Having a baby is a happy time for most women. But often some women feel sad, afraid, or moody. Mood swings after the birth of your baby are not uncommon. But some of the feelings you experience after childbirth may not match how you felt while pregnant and certainly not how you thought you would feel after your girl or boy baby was born.
Baby blues affect about 70-80% of women after the birth of their baby. Baby blues are the least severe form of postpartum depression. Many women feel unsure about the transition to motherhood and often don’t even know how to put the thoughts into words. Becoming a mother can be both exciting and stressful. So talking about how you are feeling about the changes and challenges of being a new mother are a very positive way to cope with the blues.
About 2-3 days after giving birth or earlier (depending on how your labor went) you may begin to feel anxious and upset. You may cry for no reason, have trouble sleeping, eating, making choices and question whether or not you can handle caring for your baby. Other symptoms of the Baby Blues include: irritability, fatigue, restlessness and trouble concentrating. Baby blues may be related to hormonal changes that occur during pregnancy and after your baby is born. Hormonal changes along with the amount of adjustment that comes along with the birth of your baby such as changes in your normal sleep patterns, disruption in the family routine and emotions you experience with childbirth can all contribute to how you feel. Symptoms of the baby blues usually last from as little as a few minutes to a few hours each day and should lesson and go away within a couple of weeks after delivery.
Taking care of you is the best way to decrease the symptoms of the “baby blues.” There are several different ways that you can care of yourself if you are having the “baby blues.”

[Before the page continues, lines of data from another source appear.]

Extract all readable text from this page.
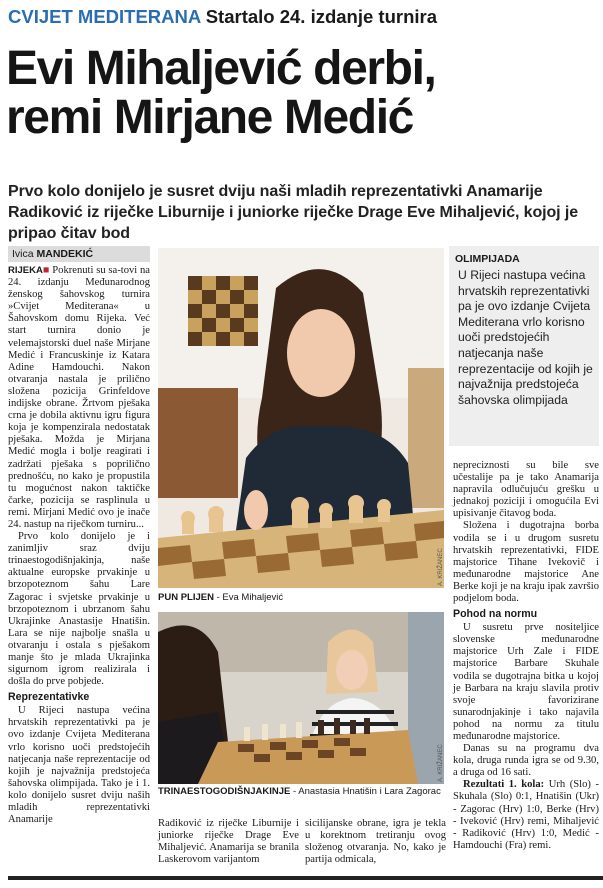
CVIJET MEDITERANA Startalo 24. izdanje turnira
Evi Mihaljević derbi,
remi Mirjane Medić
Prvo kolo donijelo je susret dviju naši mladih reprezentativki Anamarije Radiković iz riječke Liburnije i juniorke riječke Drage Eve Mihaljević, kojoj je pripao čitav bod
Ivica MANDEKIĆ

RIJEKA■ Pokrenuti su sa-tovi na 24. izdanju Međunarodnog ženskog šahovskog turnira »Cvijet Mediterana« u Šahovskom domu Rijeka. Već start turnira donio je velemajstorski duel naše Mirjane Medić i Francuskinje iz Katara Adine Hamdouchi. Nakon otvaranja nastala je prilično složena pozicija Grinfeldove indijske obrane. Žrtvom pješaka crna je dobila aktivnu igru figura koja je kompenzirala nedostatak pješaka. Možda je Mirjana Medić mogla i bolje reagirati i zadržati pješaka s poprilično prednošću, no kako je propustila tu mogućnost nakon taktičke čarke, pozicija se rasplinula u remi. Mirjani Medić ovo je inače 24. nastup na riječkom turniru...

Prvo kolo donijelo je i zanimljiv sraz dviju trinaestogodišnjakinja, naše aktualne europske prvakinje u brzopoteznom šahu Lare Zagorac i svjetske prvakinje u brzopoteznom i ubrzanom šahu Ukrajinke Anastasije Hnatišin. Lara se nije najbolje snašla u otvaranju i ostala s pješakom manje što je mlada Ukrajinka sigurnom igrom realizirala i došla do prve pobjede.

Reprezentativke

U Rijeci nastupa većina hrvatskih reprezentativki pa je ovo izdanje Cvijeta Mediterana vrlo korisno uoči predstojećih natjecanja naše reprezentacije od kojih je najvažnija predstojeća šahovska olimpijada. Tako je i 1. kolo donijelo susret dviju naših mladih reprezentativki Anamarije

A. KRIŽANEC
PUN PLIJEN - Eva Mihaljević
A. KRIŽANEC
TRINAESTOGODIŠNJAKINJE - Anastasia Hnatišin i Lara Zagorac
Radiković iz riječke Liburnije i juniorke riječke Drage Eve Mihaljević. Anamarija se branila Laskerovom varijantom
sicilijanske obrane, igra je tekla u korektnom tretiranju ovog složenog otvaranja. No, kako je partija odmicala,
OLIMPIJADA
U Rijeci nastupa većina hrvatskih reprezentativki pa je ovo izdanje Cvijeta Mediterana vrlo korisno uoči predstojećih natjecanja naše reprezentacije od kojih je najvažnija predstojeća šahovska olimpijada

nepreciznosti su bile sve učestalije pa je tako Anamarija napravila odlučujuću grešku u jednakoj poziciji i omogućila Evi upisivanje čitavog boda.

Složena i dugotrajna borba vodila se i u drugom susretu hrvatskih reprezentativki, FIDE majstorice Tihane Ivekovič i međunarodne majstorice Ane Berke koji je na kraju ipak završio podjelom boda.

Pohod na normu

U susretu prve nositeljice slovenske međunarodne majstorice Urh Zale i FIDE majstorice Barbare Skuhale vodila se dugotrajna bitka u kojoj je Barbara na kraju slavila protiv svoje favorizirane sunarodnjakinje i tako najavila pohod na normu za titulu međunarodne majstorice.

Danas su na programu dva kola, druga runda igra se od 9.30, a druga od 16 sati.

Rezultati 1. kola: Urh (Slo) - Skuhala (Slo) 0:1, Hnatišin (Ukr) - Zagorac (Hrv) 1:0, Berke (Hrv) - Iveković (Hrv) remi, Mihaljević - Radiković (Hrv) 1:0, Medić - Hamdouchi (Fra) remi.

First it important to maintain a well-balanced diet and get adequate rest; when your baby is napping, take a nap too. Having a new baby may cause you not to eat correctly; limit the caffeine and junk food which can make mood swings more pronounced.
Keep a journal of your thoughts and feelings.
Take your baby out in the stroller to enjoy fresh air and life outside the confines of your four walls. I used to go to the park and spend time with other mothers who needed to get out of the house; in the winter months I would trek over to the mall. Sometimes just a different view for a short period of time can make a huge difference.
Ask for help–help with meals, other children, getting into a “routine”, or any help that allows you to focus on the joy of having a new baby and not just the pressure of juggling it all. Take some time to soak in the tub and give yourself a facial.
Don’t expect perfection in the first few weeks. Give yourself time to heal from birth, to adjust to your new “role” and for feeding and sleeping routines to settle in.
There is nothing instinctive about becoming a mother. No matter how many books you have read or videos you’ve watched or classes you have taken, learning mothering skills takes time and patience. Bonding with your baby takes time. Keep in mind, that babies have distinct personalities; some infants are easier to care for than others. Rather than get angry with your baby, take time to learn about your baby. Remember your baby is adjusting to life outside of your womb.
It is also very important to remember that you are not alone. If your symptoms last longer than fourteen days it could be an indication of a more serious condition, such as postpartum depression. Be honest with your obstetrician or healthcare provider at all of your follow up appointments. Remember you are not going to shock them with your feelings. They speak with postpartum women all the time and can evaluate how you are doing if you are honest about what you are feeling and thinking. Tell your doctor if you are afraid you might neglect or hurt your baby. Your doctor can refer you to experts in treating postpartum depression and there are hotlines and support groups available for women with postpartum depression.